OUT_DIR    = Path("outputs_high"); OUT_DIR.mkdir(parents=True, exist_ok=True)
CKPT_DIR   = OUT_DIR/"ckpt"; CKPT_DIR.mkdir(parents=True, exist_ok=True)
SAMPLE_DIR = OUT_DIR/"samples"; SAMPLE_DIR.mkdir(parents=True, exist_ok=True)

# ===== 하이퍼(상향 세팅) =====
IMG_SIZE   = 256
BATCH_SIZE = 4              # 256px + 멀티스케일 → VRAM 고려 (여유면 6~8)
EPOCHS     = 40
MAX_STEPS_PER_EPOCH = 400   # None이면 전체
LR       = 2e-4
BETAS    = (0.5, 0.999)
DECAY_FROM = 25             # 이후 선형 감쇠

GEN_BLOCKS = 6              # 4→6 (조금 더 표현력)
NGF = 64; NDF = 64          # 48→64
LAMBDA_CYC = 10.0
LAMBDA_IDT = 3.0
USE_PERCEPTUAL = True
LAMBDA_PER = 0.2
LAMBDA_FM  = 10.0           # Feature Matching 강도

USE_DIFFAUG = True          # 간단한 색/이동 DiffAug
USE_R1 = True               # Hinge + R1(옵션)
R1_LAMBDA = 10.0
R1_INTERVAL = 16            # N 스텝마다 R1

REPLAY_POOL_SIZE = 50
EMA_DECAY = 0.998

SAVE_EVERY_EPOCHS = 2
LOG_EVERY_STEPS   = 50

# ===== 유틸 =====
def denorm(t):  # [-1,1]→[0,1]
    return (t*0.5 + 0.5).clamp(0,1)

def is_img(p: Path):
    return p.suffix.lower() in (".jpg",".jpeg",".png",".bmp",".webp")

def safe_open(path: Path, img_size: int):
    try:
        return Image.open(path).convert("RGB")
    except Exception as e:
        print(f"[WARN] bad image: {path} ({e})")
        return Image.new("RGB", (img_size, img_size), (0,0,0))

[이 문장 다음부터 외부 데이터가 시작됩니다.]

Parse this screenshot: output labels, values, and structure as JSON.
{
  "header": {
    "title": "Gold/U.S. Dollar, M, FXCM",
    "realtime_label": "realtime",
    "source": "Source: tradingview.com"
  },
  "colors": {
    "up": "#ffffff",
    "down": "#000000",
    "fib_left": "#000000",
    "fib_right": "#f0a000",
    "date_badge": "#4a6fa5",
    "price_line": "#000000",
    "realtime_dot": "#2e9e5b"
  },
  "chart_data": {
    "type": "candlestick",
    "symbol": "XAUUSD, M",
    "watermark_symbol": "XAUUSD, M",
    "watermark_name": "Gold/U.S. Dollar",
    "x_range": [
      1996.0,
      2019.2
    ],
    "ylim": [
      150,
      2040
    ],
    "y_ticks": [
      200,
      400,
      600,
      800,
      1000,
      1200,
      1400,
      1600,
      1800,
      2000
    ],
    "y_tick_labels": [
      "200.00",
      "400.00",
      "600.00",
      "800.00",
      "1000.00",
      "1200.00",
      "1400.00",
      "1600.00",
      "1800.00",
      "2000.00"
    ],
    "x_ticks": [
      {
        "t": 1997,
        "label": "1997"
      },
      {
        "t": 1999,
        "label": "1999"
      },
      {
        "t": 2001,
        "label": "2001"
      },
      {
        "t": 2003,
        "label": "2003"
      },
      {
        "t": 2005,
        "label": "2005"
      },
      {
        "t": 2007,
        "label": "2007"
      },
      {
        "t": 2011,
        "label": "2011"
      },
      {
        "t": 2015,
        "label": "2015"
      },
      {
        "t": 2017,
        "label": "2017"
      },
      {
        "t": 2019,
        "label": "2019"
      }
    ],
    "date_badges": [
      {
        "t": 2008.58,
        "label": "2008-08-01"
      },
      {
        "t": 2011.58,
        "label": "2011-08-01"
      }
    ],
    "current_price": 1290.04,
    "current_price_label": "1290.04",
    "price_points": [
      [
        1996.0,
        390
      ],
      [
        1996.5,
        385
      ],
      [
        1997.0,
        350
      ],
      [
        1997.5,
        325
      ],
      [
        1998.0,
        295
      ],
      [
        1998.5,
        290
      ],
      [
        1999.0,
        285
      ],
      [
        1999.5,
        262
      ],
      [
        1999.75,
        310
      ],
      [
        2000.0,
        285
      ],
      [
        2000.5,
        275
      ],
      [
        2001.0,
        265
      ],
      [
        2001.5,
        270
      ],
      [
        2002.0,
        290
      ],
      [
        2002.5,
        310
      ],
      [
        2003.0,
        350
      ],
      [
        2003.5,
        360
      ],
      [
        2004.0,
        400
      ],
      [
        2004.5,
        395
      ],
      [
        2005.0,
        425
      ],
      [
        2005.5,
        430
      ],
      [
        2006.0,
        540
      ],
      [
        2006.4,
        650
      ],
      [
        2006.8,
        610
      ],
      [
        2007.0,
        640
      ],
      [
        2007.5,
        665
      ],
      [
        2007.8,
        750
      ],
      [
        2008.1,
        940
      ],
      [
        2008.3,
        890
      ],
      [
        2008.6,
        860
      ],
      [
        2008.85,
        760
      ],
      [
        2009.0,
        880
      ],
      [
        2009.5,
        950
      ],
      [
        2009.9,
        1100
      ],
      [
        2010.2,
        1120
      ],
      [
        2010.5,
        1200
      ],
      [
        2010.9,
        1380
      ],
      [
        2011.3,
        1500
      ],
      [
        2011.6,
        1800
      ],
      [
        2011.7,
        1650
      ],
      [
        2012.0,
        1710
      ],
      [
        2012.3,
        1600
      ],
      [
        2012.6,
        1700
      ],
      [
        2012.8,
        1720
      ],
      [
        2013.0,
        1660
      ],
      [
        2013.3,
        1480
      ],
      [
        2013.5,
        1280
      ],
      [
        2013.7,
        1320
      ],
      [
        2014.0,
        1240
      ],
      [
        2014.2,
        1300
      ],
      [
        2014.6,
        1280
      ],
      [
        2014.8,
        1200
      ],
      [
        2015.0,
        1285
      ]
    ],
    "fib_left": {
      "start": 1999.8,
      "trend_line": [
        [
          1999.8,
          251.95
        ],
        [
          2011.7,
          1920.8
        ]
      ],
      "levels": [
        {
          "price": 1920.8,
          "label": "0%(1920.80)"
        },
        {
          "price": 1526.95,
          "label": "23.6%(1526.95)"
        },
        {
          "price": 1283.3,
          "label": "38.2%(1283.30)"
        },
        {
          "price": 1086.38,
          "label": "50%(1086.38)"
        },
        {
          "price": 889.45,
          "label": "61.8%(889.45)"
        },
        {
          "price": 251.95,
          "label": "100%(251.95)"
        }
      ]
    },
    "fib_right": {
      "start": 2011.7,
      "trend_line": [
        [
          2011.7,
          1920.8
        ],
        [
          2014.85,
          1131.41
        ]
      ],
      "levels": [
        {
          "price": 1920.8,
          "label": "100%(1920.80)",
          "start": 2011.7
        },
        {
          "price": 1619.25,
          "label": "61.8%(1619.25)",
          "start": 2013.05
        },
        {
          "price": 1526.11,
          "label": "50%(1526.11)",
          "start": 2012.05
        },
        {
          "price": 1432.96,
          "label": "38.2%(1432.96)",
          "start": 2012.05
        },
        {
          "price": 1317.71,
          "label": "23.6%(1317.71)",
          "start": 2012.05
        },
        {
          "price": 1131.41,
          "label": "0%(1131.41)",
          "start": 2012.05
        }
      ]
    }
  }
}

# ===== 전처리: Resize(286) → RandomCrop(256) + HFlip =====
class RandomJitter256:
    def __call__(self, img):
        img = TF.resize(img, 286, interpolation=T.InterpolationMode.BICUBIC)
        i, j, h, w = T.RandomCrop.get_params(img, (IMG_SIZE, IMG_SIZE))
        img = TF.crop(img, i, j, h, w)
        if random.random() < 0.5: img = TF.hflip(img)
        return img

# ===== DiffAug(간단) =====
def diffaug(x):
    # x in [-1,1]
    if random.random() < 0.5:
        # 색 변화 (brightness/contrast/saturation/hue)
        x = (x+1)/2
        b = (1.0 + (random.random()*0.4 - 0.2))
        c = (1.0 + (random.random()*0.4 - 0.2))
        s = (1.0 + (random.random()*0.4 - 0.2))
        h = (random.random()*0.1 - 0.05)
        x = TF.adjust_brightness(x, b)
        x = TF.adjust_contrast(x, c)
        x = TF.adjust_saturation(x, s)
        x = TF.adjust_hue(x, h)
        x = x*2-1
    if random.random() < 0.5:
        # 작은 이동
        B, C, H, W = x.shape
        tx = int(np.random.randint(-H//20, H//20))
        ty = int(np.random.randint(-W//20, W//20))
        grid_y, grid_x = torch.meshgrid(torch.linspace(-1,1,H,device=x.device),
                                        torch.linspace(-1,1,W,device=x.device), indexing='ij')
        grid = torch.stack((grid_x, grid_y), -1).unsqueeze(0).repeat(B,1,1,1)
        grid[...,0] = grid[...,0] + (2*tx/W)
        grid[...,1] = grid[...,1] + (2*ty/H)
        x = F.grid_sample(x, grid, padding_mode='reflection', align_corners=True)
    return x

# ===== 데이터셋 =====
class UnpairedDogs(Dataset):
    def __init__(self, young_dir, senior_dir, augment=True):
        self.young_paths  = sorted([p for p in Path(young_dir).glob("*") if is_img(p)])
        self.senior_paths = sorted([p for p in Path(senior_dir).glob("*") if is_img(p)])
        assert self.young_paths and self.senior_paths, "Young/Senior 폴더 확인!"
        self.Ny, self.Ns = len(self.young_paths), len(self.senior_paths)
        ops = [RandomJitter256()] if augment else [T.Resize((IMG_SIZE, IMG_SIZE))]
        ops += [T.ToTensor(), T.Normalize((0.5,)*3, (0.5,)*3)]
        self.tf = T.Compose(ops)
    def __len__(self): return max(self.Ny, self.Ns)
    def __getitem__(self, idx):
        y = self.tf(safe_open(self.young_paths[idx % self.Ny], IMG_SIZE))
        s = self.tf(safe_open(self.senior_paths[random.randint(0, self.Ns-1)], IMG_SIZE))
        return {"young": y, "senior": s}

# ===== Self-Attention =====
class SelfAttention(nn.Module):
    def __init__(self, in_ch):
        super().__init__()
        self.f = SN(nn.Conv2d(in_ch, in_ch//8, 1))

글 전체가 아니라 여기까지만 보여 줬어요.